Les bases de la grammaire et de la conjugaison en Ewe avaient été posées depuis le milieu du 19e siècle jusqu’au début du siècle suivant. Elles sont claires : le singulier demeure le singulier et les formes du pluriel existent aussi. Les conjugaisons se font de façon correspondante.
Dans cette reproduction originale de la « Grammaire Ewe », on retrouve tous les pronoms personnels et leur déclinaison respective : moi-même (ich selbst), toi-même (du selbst) ; lui-même (er selbst), nous-mêmes (wir selbst) ; vous-mêmes (ihr selbst) et eux-mêmes (sie selbst), renvoyant respectivement aux pronoms français je (ich allemand), tu (du allemand) ; il (er allemand), nous (wir allemand) ; vous (ihr allemand) et ils / elles (sie allemand). On remarque immédiatement que l’Ewe, elle aussi, a tous les six pronoms personnels classiques et qu’elle permet la conjugaison : nye (je), wo (tu), éyà / yè (il / elle), míawo (nous), miawó (vous), wóawo (ils / elles).
D’après Westermann, « l’Ewe donne toujours la priorité à la personne de celui qui parle ». Il note aussi qu’« il est considéré comme poli d’éviter autant que possible la deuxième personne du singulier du pronom personnel ; à la place, on dit aʃetɔ, amegã monsieur, aʃenɔ madame. » Cela voudrait-il dire que le locuteur ewe était déjà poli dans sa pratique de la langue et qu’il n’existe pas par conséquence de « vous » de politesse en Ewe, voire en Mina ? Dans sa « Formenlehre », c’est-à-dire sa théorie concernant la morphologie de l’Ewe, Westermann n’aborda pas spécifiquement ce « vous », mais évoqua plutôt le « nous » et le « vous » normaux déclinés dans la construction de phrase(s) : « míe, mie sont la forme habituelle, à l’impératif et au cohortatif il y a mí, mi. » Notons que l’impératif exprime l’ordre, alors que le cohortatif plutôt l’engagement (du / des locuteur.s).

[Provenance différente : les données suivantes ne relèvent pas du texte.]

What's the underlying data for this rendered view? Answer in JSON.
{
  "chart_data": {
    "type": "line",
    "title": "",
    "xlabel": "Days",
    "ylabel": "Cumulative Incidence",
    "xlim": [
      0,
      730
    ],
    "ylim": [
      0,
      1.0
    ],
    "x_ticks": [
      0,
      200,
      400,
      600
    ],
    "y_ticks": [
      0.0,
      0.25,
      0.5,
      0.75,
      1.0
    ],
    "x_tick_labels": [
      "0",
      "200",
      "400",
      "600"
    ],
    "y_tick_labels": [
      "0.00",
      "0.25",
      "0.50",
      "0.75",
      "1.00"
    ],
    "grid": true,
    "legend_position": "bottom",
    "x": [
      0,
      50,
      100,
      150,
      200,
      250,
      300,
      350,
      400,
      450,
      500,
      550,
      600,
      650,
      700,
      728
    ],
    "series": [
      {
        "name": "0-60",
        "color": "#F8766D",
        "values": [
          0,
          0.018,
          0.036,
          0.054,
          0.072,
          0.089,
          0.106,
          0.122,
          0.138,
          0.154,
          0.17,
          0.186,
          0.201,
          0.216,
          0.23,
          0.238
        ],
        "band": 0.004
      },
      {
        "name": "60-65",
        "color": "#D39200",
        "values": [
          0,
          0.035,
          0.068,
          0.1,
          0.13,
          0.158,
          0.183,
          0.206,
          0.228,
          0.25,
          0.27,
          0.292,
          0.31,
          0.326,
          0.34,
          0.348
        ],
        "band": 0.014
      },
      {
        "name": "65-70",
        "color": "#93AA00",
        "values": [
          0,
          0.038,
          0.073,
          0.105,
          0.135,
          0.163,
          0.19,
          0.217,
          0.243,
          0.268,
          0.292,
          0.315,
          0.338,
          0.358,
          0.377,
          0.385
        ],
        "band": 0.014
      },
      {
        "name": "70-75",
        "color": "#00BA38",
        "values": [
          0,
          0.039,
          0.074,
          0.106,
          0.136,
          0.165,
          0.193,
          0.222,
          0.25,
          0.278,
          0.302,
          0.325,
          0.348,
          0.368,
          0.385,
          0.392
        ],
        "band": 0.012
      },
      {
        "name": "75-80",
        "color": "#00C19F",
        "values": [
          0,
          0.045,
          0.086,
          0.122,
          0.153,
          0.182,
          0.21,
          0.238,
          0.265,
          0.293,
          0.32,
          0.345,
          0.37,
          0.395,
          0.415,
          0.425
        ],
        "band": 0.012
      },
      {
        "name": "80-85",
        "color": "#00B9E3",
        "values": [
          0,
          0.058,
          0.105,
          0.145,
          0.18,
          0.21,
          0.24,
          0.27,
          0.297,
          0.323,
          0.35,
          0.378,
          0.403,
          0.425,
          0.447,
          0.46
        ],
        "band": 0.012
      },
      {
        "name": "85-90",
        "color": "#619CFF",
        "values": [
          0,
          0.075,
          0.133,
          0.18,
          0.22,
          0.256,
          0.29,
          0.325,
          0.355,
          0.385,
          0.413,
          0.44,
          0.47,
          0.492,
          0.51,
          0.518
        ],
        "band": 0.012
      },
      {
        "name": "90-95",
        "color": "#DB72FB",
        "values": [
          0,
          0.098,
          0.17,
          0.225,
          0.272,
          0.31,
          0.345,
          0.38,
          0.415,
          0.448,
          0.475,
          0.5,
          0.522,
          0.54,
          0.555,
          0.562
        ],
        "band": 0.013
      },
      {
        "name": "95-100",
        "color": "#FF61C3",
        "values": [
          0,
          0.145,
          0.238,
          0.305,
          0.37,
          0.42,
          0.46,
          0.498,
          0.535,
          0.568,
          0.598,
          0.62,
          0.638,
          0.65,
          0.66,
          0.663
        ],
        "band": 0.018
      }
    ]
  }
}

Ces derniers modes grammaticaux et surtout les explications du linguiste ne donnent pas de précisions exactes concernant l’usage du « vous » de politesse, tel qu’il est en vogue de nos jours. Les explications ne prennent pas aussi en compte la marque du respect aux personnes plus âgées, qui, habituellement, ne nécessite pas l’usage du « vous ». Par ailleurs, elles n’embrassent pas les genres oraux comme le conte ou le proverbe ewe, dans lesquels le vouvoiement n’existe pas. Mais, fondamentalement, et en dehors du problème qu’il pose, le vouvoiement du genre nouveau, faisant objet de ces lignes, sonnerait bizarrement à certains Togolais comme le poète Paul Akakpo Typamm, serait-il encore en vie. Nous imaginons le sentiment de fierté qui l’animait lorsqu’il composait son « Ode à ma langue maternelle », dans laquelle il magnifie et chante sa si « belle » et « douce » Gɛ̃ gbe, « Fille tendre et unique De la suave langue Ewe ».
Évitant de faire une polémique sur le côté sonore du vouvoiement, sans autres preuves, on peut toutefois retenir que toutes les descriptions de Westermann ont l’avantage de nous apprendre de simples techniques de politesse, pourtant pratiquées auparavant : pour saluer son client, la serveuse de bar pourrait par exemple dire « fogã / amegã ou fofo / fovi, woe zɔ », la coiffeuse, elle autre, dira éventuellement « davi / dagã, woe zõ lo » pour l’accueil, et le passant qui salue la vendeuse au bord de la rue en Mina « davi /axoenɔ, mdo gbe ló » et enchaîner avec « leke o fõ do… ? », au lieu du « …leke mi fõ do » actuel, etc.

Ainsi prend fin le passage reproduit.